Эх, наверное, уже в ту пору мне здорово недоставало принципиальности, то есть последовательного проведения в теории и на практике определенных положений, за что Ленин так ценил сознательных рабочих. Не будем о «сознательных рабочих» и, тем более, об их вождях, однако немного позднее я столкнулся с этим самым качеством в кругу моих близких друзей и, что греха таить, не смог его до конца принять и одобрить. Во всяком случае, в такой форме… Сам же вообще оказался хлюпиком – из тех, кого Владимир Ильич тоже не слишком привечал. (Об этих событиях, сыгравших немалую роль в моей жизни, как и о многом еще, надеюсь рассказать в последующих главах.)

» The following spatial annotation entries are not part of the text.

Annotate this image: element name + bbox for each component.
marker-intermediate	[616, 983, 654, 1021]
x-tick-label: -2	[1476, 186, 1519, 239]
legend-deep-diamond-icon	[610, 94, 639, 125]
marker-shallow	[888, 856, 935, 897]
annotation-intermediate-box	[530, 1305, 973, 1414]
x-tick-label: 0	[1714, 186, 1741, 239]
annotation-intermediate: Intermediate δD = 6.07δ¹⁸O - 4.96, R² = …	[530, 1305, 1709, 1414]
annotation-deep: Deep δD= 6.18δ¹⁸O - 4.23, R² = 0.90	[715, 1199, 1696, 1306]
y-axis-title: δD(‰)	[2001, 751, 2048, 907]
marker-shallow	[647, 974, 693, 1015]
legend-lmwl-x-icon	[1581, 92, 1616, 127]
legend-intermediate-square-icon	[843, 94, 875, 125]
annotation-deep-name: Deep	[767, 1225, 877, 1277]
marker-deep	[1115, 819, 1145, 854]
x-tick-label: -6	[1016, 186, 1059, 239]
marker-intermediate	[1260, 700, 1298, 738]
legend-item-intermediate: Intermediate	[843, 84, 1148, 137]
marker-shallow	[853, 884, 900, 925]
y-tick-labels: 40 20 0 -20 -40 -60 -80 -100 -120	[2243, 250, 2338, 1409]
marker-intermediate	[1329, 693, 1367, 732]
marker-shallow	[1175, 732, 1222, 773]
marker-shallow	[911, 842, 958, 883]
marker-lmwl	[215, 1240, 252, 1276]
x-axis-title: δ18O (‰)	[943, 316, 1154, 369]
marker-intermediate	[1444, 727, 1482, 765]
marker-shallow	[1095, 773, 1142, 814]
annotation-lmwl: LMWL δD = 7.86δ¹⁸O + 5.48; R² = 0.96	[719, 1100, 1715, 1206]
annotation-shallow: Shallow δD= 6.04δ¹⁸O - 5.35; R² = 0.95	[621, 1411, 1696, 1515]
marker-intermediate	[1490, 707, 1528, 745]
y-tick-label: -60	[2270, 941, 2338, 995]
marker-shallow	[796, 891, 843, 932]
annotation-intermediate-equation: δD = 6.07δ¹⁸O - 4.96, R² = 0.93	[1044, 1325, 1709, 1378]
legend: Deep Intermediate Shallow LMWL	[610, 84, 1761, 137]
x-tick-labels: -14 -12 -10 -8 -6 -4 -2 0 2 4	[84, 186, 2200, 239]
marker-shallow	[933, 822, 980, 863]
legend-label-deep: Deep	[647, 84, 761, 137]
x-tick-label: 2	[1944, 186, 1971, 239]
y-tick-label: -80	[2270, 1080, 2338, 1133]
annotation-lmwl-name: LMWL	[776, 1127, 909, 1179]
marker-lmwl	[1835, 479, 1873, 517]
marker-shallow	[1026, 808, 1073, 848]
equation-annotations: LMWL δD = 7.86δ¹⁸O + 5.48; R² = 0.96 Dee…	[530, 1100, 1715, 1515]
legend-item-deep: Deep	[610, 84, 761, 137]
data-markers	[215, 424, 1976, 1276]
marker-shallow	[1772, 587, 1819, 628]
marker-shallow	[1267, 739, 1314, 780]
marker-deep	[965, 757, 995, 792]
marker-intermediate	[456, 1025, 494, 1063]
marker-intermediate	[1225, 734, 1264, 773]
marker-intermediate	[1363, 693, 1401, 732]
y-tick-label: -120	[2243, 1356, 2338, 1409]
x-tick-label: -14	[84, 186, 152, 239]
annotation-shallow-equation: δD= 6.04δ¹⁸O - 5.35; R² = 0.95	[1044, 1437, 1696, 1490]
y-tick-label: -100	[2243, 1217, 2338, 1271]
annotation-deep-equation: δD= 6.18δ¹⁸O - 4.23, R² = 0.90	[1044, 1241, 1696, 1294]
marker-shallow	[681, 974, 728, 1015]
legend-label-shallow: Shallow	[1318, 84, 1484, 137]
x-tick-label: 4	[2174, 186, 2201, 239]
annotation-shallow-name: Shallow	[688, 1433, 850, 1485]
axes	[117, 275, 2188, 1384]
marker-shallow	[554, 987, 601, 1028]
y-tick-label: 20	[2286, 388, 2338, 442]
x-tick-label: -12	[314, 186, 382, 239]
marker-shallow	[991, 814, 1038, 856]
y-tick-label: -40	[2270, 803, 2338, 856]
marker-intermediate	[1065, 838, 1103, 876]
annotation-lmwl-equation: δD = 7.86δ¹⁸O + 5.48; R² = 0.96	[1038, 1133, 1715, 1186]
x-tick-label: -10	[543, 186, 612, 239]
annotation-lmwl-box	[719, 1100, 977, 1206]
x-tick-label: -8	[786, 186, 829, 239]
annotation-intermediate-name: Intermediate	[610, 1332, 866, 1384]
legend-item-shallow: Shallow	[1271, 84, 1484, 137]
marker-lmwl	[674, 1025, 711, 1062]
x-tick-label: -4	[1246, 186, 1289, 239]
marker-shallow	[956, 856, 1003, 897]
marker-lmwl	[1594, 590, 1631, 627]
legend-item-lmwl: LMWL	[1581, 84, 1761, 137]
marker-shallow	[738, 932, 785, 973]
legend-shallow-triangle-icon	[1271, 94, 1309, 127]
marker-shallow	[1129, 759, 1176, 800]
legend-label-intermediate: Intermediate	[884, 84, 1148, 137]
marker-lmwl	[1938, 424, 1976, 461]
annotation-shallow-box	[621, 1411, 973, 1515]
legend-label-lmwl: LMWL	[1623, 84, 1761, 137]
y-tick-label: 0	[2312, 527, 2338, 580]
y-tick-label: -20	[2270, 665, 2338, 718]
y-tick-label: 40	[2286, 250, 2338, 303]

А сейчас, все на той скамейке, пришла в голову здравая мысль: быть может, Римма просто хочет переметнуться к кому-то из прежних, по-старинному выражаясь, предметов любви. Об одном из них, следователе, загремевшем в тюрьму за взятку, она мне как-то рассказала. О другом, кстати, моем тезке, я узнал случайно. Получилось забавно: позвонил ей, и первые мои слова были «Это говорит Юра», на что последовал весьма странный ответ: «Завтра я не смогу пойти с тобой на игру „Спартака“». «Какую игру?» – в удивлении спросил я, посетивший футбольный матч единственный раз в жизни еще перед войной и напрочь забывший о подобном виде спорта. После очередной порции молчания я услышал наконец, что у нее есть… был… один знакомый, тоже Юра, с кем они ходят… ходили на стадион, потому что оба болеют за «Спартак». Я не стал уточнять, куда еще они ходят… ходили и чем еще совместно «болели». В конце концов, я тоже не святой. Даже выразил желание, вполне искреннее – из врожденного любопытства – познакомиться с кем-нибудь из ее «болельщиков». Однако знакомства не произошло. Я же, надо признаться, зачастую не скрывал от нее своих пассий, или близких к тому, не похвальбы ради и не для разжигания ревности, а только компании для. И, думаю, Римме было, в свое время, небезынтересно узнать Жанну (и заодно ее предельно симпатичных, как бы высказался мой приятель Эльхан, родителей), а также Бэллу, Полину, красотку Инну, которую многие считали заядлой спекулянткой, а я благородно защищал; не говоря уже о Миле, этом воплощении дружелюбия, терпимости и добра. (Во всяком случае, для меня…)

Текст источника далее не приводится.